Mortgage Requests Continue To Drop Despite Mortage Relief
Mortgage Requests Continue To Drop Despite Mortage Relief
The efforts of Governments worldwide to rescue the credit and Housing industry from the pit they have dug for themselves are truly amazing. Banks have been bailed out, loans are guaranteed, interest rates are kept low, mortgage refinancing relief programs are set up. However despite the best efforts the market is yet to find a bottom it can bounce back from. One of the indicators that give no reason for immediate relief to the crisis is the fall in mortgage requests since Feb.
This drop is, as we mentioned, despite the great efforts from the Obama administration to turn around the housing market. This article will have a look at some of the indexes that provide us with snapshots of the housing market economy and try to decipher what they tells us about how things will be in the short and middle term.
The MortgageBankers Association Index
One of the indexes that housing market analysts keep a close eye on is the Mortgage Bankers Association index of applications, this index dropped a further 19 percent down to 444.8 by June 26, a drop of more than a hundred points from the previous week. The refinancing gauge of the Mortgage Bankers Association fared even worse with a 30% drop to the lowest level in 7 months.
Unemployment levels
Unemployment has hit a record high that has not been experienced since 1983. Unemployment and the fear of unemployment has further slowed down the effects of revival packages from the government as buyers are scared to commit to further spending when they feel their source of income is in danger. This is accentuated by the fact that prices don’t seem to have stop dropping making it a rather difficult market for buyers to assess if they are getting a good deal or not on the property they want to purchase.
Mortgage rates
One of the measures governments, United States included, have carried out to massage the housing and credit industries back into action is to keep interest rates low as an incentive for buyers and investors to borrow cash. This had substantial results, especially in countries like Australia where the crises did not hit quite so hard causing an actual shortage in cash to lend, causing banks to search for money to feed demand. In the United States low interest rates has encouraged and allowed some to refinance their how to either save it or reap substantial savings when refinancing at a lower interest rate.
The drop in interest rates reached record lows of 4.25% for 30 year fixed interest loans creating a window of opportunity for large savings. However interest rates are now rising which seems like a rather bad move when the market seems to not have reached rock bottom yet.

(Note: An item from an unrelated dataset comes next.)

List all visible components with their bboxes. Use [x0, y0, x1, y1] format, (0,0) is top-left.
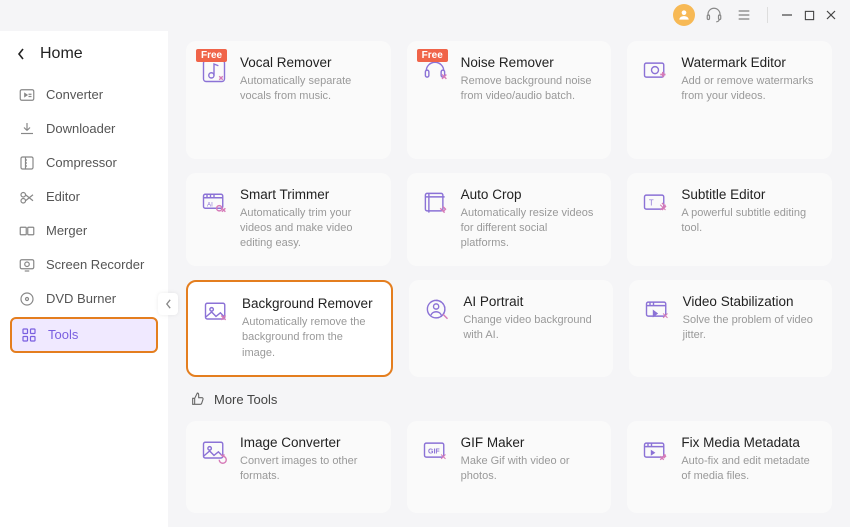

An interesting index that also puts a somber shadow on the current housing market is the percentage of people who are planning to buy a house in the short term. A recent poll indicated that only 2.7% (a slight drop from 2.8%) are planning to buy a house soon.
Foreclosures
All of this occurs with a very large and sharp Damocles hanging over our heads, foreclosures. Some analysts predict 7 million foreclosures this year and next, 4.5 million of them as distress foreclosures. If the government can’t turn around the current trend these foreclosures would drag the prices of homes further which by itself would be enough to nullify any measures the government tries to carry out.